Morales, 35, is still breaking his back in the fields, but with new purpose. His mind is now fired with a dream at sharing in some of the riches of American agriculture. He has joined with 30 other migrant workers and small farmers to grow strawberries in Watsonville, Calif. He hopes to earn $10,000 a year to raise his 11-member family in someplace other than a labor camp or a big city slum.

The 31 families of Cooperativa Compesina in many ways symbolize the problems and aspirations of 13 million poor rural Americans. They are among the 1.5 million small farmers and more than one million migrants who now work the land at far less than poverty-level incomes. They contribute to national statistics one-half of the nation's poverty and substandard housing.

The cooperative movement may give some of these people a way out of poverty. But the odds on their success are small.

They are competing-like the "family farmers" of the country-against powerful, efficient and aggressive "agribusiness" corporations that have moved into American agriculture on a large scale.

Morales and the other families of Cooperativa Compesina, for example, are competing in the California strawberry market with Tenneco, Inc., a $4.3 billion conglomerate corporation, and with S. S. Pierce Co., which both grows and distributes its own brand of premium-priced foods.

They are competing, in a larger sense, with political forces that have shaped federal agricultural policies in ways that favor the largest and most efficient interests in agriculture.
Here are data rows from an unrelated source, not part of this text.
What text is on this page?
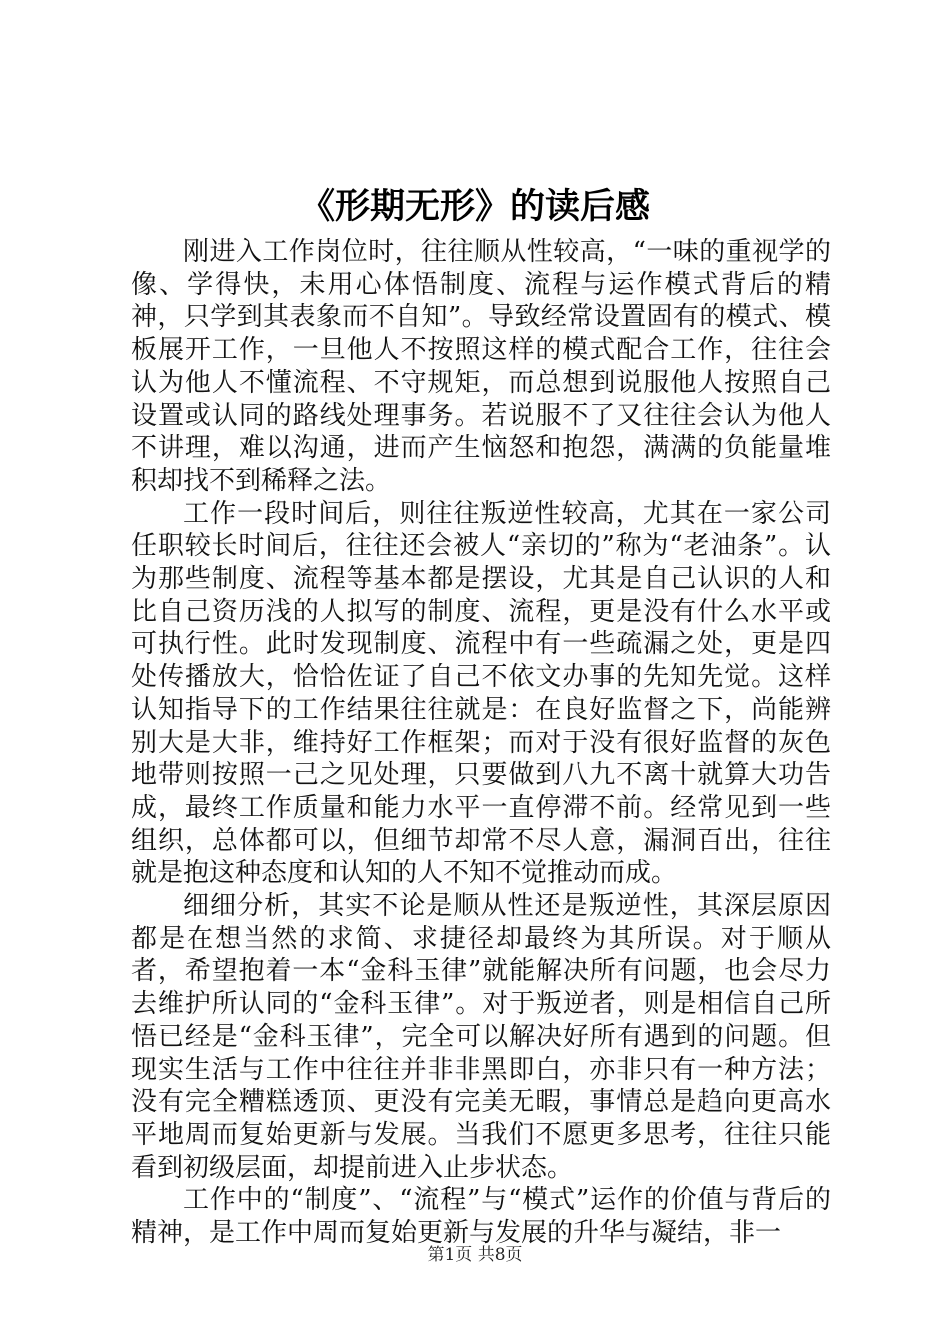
《形期无形》的读后感

刚进入工作岗位时，往往顺从性较高，“一味的重视学的像、学得快，未用心体悟制度、流程与运作模式背后的精神，只学到其表象而不自知”。导致经常设置固有的模式、模板展开工作，一旦他人不按照这样的模式配合工作，往往会认为他人不懂流程、不守规矩，而总想到说服他人按照自己设置或认同的路线处理事务。若说服不了又往往会认为他人不讲理，难以沟通，进而产生恼怒和抱怨，满满的负能量堆积却找不到稀释之法。

工作一段时间后，则往往叛逆性较高，尤其在一家公司任职较长时间后，往往还会被人“亲切的”称为“老油条”。认为那些制度、流程等基本都是摆设，尤其是自己认识的人和比自己资历浅的人拟写的制度、流程，更是没有什么水平或可执行性。此时发现制度、流程中有一些疏漏之处，更是四处传播放大，恰恰佐证了自己不依文办事的先知先觉。这样认知指导下的工作结果往往就是：在良好监督之下，尚能辨别大是大非，维持好工作框架；而对于没有很好监督的灰色地带则按照一己之见处理，只要做到八九不离十就算大功告成，最终工作质量和能力水平一直停滞不前。经常见到一些组织，总体都可以，但细节却常不尽人意，漏洞百出，往往就是抱这种态度和认知的人不知不觉推动而成。

细细分析，其实不论是顺从性还是叛逆性，其深层原因都是在想当然的求简、求捷径却最终为其所误。对于顺从者，希望抱着一本“金科玉律”就能解决所有问题，也会尽力去维护所认同的“金科玉律”。对于叛逆者，则是相信自己所悟已经是“金科玉律”，完全可以解决好所有遇到的问题。但现实生活与工作中往往并非非黑即白，亦非只有一种方法；没有完全糟糕透顶、更没有完美无暇，事情总是趋向更高水平地周而复始更新与发展。当我们不愿更多思考，往往只能看到初级层面，却提前进入止步状态。

工作中的“制度”、“流程”与“模式”运作的价值与背后的精神，是工作中周而复始更新与发展的升华与凝结，非一

第1页 共8页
For more than 35 years to take the most obvious case in point-American industrial workers have been represented by powerful labor unions that have secured minimum wage legislation, unemployment compensation, child labor regulations, workmen's compensation for injuries on the job, collective bargaining right and so on. Farm workers, like Morales, generally enjoy none of these rights and benefits.

UNDERCUT BY GOVERNMENT

When the United Farm Workers Organizing Committee, led by Cesar Chavez, sought to achieve some of the same benefits, government responded by undercutting the movement with policies permitting employers to import cheap labor from Mexico and Puerto Rico. When Chavez and his union sought to gain bargaining rights with a retail boycott of grapes and lettuce, the Defense Department increased its purchases of grapes and lettuce.